Quero ser um fogão à lenha
Com certeza, na época em que não existia o celular, algumas pessoas já brincavam com amigos ou familiares de escolher algum animal ou objeto que gostariam de ser numa próxima encarnação. Eram momentos que tinham alegria, trocas e todos se ouviam.
Para escolher um bichinho era muito fácil. Os pássaros e os gatos ganhavam de lavada. Brinquem e verão que a estatística é verdadeira.
Os pássaros eram escolhidos pelo voo exuberante, pelo colorido das suas penas, pelo canto mavioso e único de cada espécie, e principalmente pela liberdade como cruzam os ares. Escolhem o lugar de seus ninhos, não pagam aluguel e assistem de camarote tudo o que acontece aqui na terra.
Os gatos, então, ganhavam pela vida preguiçosa que sempre levaram, por viverem dentro das casas, dormirem nos lugares mais fofos e quentinhos, muitas vezes no colo ou na cama do dono. São acariciados. Buscam os namorados nas caladas da noite e fazem o barulho erótico mais escandaloso sem se preocupar com a censura dos moralistas.
Em se tratando de objetos, a escolha fica mais difícil. E acabamos nos surpreendendo com as justificativas dadas, umas que nos fazem rir e outras que nos levam a pensar um pouquinho sobre elas. É uma delícia, porque também dá para fazer uma relação das características da pessoa e principalmente, da sua criação familiar e o contexto regional em que cresceu ou ainda vive.
Quando num desses momentos de brincadeira eu disse querer voltar ao mundo como fogão à lenha, foi a maior tiração de sarro. Como assim? Então dei as minhas justificativas.
Ao redor de um fogão à lenha se agrupam pessoas que gostam de uma boa prosa, falam de receitas, contam histórias, relembram do tempo antigo, falam com saudades dos avós. Ficam um bom tempo ao redor do mesmo, se preocupando em manter as chamas acesas e a taipa limpa.
Não se preocupam que a fumaça se impregne nos cabelos e roupas. Só querem estar ali, seja no verão ou no inverno. O calor não incomoda. No frio, empoleirados no rabo do fogão é muito bom “quentar” os pés .
Bem cedinho são acesos, com a lenha guardada no dia anterior, para que estejam secas e fáceis de pegar fogo. Logo uma chaleira ou caldeirão é abastecido com água para a garantia de um café rápido ou facilitar a lavagem e o brilho das panelas que serão usadas durante o dia.

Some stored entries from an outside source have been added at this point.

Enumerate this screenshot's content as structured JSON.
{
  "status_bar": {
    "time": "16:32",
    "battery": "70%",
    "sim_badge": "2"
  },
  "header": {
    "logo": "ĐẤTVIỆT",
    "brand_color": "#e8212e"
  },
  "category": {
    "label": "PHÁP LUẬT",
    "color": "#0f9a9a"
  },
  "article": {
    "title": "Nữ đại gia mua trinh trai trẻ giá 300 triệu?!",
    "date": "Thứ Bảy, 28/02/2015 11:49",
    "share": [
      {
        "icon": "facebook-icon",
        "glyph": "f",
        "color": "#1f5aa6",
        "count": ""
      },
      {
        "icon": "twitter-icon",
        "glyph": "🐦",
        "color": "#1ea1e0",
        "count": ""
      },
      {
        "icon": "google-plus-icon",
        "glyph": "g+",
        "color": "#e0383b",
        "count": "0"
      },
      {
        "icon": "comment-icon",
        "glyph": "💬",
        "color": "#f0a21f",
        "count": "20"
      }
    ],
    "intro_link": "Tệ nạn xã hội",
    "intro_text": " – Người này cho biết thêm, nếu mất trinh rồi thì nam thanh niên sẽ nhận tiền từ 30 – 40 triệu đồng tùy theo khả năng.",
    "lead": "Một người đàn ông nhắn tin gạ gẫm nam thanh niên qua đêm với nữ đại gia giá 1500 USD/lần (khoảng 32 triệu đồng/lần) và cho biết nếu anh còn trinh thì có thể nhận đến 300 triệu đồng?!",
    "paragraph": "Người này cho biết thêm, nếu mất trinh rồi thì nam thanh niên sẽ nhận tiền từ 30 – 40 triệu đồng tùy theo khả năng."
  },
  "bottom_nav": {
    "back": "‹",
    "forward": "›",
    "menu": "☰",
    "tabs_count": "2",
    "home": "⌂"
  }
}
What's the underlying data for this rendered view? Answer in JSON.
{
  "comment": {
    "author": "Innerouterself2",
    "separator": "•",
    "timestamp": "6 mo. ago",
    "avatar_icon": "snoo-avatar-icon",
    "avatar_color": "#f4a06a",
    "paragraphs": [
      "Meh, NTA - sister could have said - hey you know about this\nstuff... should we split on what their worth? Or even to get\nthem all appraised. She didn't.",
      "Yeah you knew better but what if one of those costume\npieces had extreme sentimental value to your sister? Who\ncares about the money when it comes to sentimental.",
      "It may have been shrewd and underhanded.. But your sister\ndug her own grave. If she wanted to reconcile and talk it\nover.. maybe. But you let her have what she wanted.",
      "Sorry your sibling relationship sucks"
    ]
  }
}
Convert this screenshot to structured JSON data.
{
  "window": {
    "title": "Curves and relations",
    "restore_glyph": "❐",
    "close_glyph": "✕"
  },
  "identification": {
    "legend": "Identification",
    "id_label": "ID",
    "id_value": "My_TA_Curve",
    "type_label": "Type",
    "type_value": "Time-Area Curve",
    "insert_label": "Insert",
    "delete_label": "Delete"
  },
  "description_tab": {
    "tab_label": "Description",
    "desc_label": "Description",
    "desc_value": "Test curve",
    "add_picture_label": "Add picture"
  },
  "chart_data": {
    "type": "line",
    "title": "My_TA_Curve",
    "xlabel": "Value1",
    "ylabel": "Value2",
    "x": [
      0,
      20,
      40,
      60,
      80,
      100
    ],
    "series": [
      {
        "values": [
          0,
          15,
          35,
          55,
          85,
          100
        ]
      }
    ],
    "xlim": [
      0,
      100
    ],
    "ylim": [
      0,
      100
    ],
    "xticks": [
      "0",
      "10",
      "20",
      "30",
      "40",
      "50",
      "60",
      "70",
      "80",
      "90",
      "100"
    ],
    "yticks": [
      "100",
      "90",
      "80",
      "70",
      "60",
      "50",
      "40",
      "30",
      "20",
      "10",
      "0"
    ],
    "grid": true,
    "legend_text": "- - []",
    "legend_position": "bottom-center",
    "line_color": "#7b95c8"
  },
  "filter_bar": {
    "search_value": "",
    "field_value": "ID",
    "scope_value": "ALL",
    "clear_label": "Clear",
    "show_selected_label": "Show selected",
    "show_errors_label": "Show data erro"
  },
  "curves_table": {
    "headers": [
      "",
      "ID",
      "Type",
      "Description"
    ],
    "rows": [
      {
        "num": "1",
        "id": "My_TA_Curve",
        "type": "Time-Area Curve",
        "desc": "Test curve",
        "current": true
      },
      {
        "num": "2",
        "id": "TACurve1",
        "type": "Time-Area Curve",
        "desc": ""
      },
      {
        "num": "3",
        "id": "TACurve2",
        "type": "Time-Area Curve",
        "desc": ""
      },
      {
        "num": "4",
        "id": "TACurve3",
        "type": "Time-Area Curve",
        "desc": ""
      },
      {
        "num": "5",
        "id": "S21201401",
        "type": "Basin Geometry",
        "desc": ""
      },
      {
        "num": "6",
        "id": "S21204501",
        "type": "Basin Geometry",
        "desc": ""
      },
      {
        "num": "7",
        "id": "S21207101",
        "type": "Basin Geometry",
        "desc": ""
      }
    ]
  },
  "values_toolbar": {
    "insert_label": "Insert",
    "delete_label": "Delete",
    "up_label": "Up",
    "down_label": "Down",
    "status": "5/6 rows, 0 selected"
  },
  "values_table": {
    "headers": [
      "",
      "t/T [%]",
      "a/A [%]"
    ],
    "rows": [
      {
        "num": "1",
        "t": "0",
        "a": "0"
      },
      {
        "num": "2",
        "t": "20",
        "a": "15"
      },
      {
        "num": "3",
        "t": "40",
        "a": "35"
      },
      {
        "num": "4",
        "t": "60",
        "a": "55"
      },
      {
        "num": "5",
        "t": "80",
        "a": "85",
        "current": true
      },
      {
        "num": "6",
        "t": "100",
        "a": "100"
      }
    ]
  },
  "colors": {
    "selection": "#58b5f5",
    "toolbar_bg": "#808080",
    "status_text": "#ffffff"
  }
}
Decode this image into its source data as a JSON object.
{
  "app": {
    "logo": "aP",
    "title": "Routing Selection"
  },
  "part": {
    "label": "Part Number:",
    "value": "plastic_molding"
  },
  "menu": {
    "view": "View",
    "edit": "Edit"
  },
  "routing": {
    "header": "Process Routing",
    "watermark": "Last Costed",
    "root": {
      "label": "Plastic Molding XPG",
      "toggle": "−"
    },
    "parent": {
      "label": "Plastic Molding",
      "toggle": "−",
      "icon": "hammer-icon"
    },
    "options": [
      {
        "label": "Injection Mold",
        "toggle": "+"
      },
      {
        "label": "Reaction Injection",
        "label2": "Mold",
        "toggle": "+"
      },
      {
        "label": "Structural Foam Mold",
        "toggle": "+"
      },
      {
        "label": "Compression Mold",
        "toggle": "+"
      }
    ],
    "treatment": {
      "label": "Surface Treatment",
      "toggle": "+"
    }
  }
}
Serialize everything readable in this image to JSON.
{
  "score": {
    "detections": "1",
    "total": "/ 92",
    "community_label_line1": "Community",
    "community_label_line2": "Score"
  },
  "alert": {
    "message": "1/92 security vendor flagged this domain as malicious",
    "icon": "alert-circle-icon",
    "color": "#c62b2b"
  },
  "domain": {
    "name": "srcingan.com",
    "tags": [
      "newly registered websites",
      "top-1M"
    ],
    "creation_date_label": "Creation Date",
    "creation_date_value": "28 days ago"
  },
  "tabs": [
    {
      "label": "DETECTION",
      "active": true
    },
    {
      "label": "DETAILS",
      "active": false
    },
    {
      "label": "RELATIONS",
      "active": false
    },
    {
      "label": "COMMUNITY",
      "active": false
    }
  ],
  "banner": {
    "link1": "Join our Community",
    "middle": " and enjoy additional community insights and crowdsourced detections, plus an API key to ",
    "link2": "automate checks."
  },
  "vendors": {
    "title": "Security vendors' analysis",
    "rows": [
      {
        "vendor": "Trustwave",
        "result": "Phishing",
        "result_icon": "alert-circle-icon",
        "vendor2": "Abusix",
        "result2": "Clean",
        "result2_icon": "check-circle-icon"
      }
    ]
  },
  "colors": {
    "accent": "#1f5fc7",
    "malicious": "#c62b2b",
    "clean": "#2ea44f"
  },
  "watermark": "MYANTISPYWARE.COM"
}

Quem é preguiçoso corre longe do fogão à lenha, pois diz que estragam as mãos, esquentam demais a barriga, cansam as pernas. Mas na hora do rango pronto, da gordura da linguiça fazendo barulhinho na chapa, de um milho assado, do cafezim coado na hora, franguinho na panela, esquecem dos problemas rapidinho e juntam-se aos demais para saborear os quitutes.
No momento de lavar as louças e panelas, o cansaço e as desculpas surgem novamente, e somente aqueles apaixonados pelo fogão é que ficam cuidando com zelo. Tiram o excesso das cinzas, juntam as brasas, vassouram a taipa, exibem as panelas de ferro na chapa para secar. Depois de tudo terminado, ainda ficam assim embevecidos olhando para ele com ternura, enamorados, já pensando na próxima refeição.
Somente pessoas simples, desprovidas de vaidades colocam a mão na cinza, cheiram a fumaça, sabem que o sabor do que preparam não está nos temperos e nem no fato de serem preparadas no fogão à lenha. O sabor está no afeto das pessoas reunidas, nas memórias das histórias contadas, nas receitas da sua infância, no gostinho do bolinho da mãe ou no feijão da vózinha.
Quem quiser, como eu, ser um fogão à lenha experimentará esses momentos mágicos e saberá que ficará na memória de algumas gerações, será lembrado em prosa pelos escritores regionalistas ou nos versos de algum poeta saudoso.
Então, bora lá brincar para continuar esta história!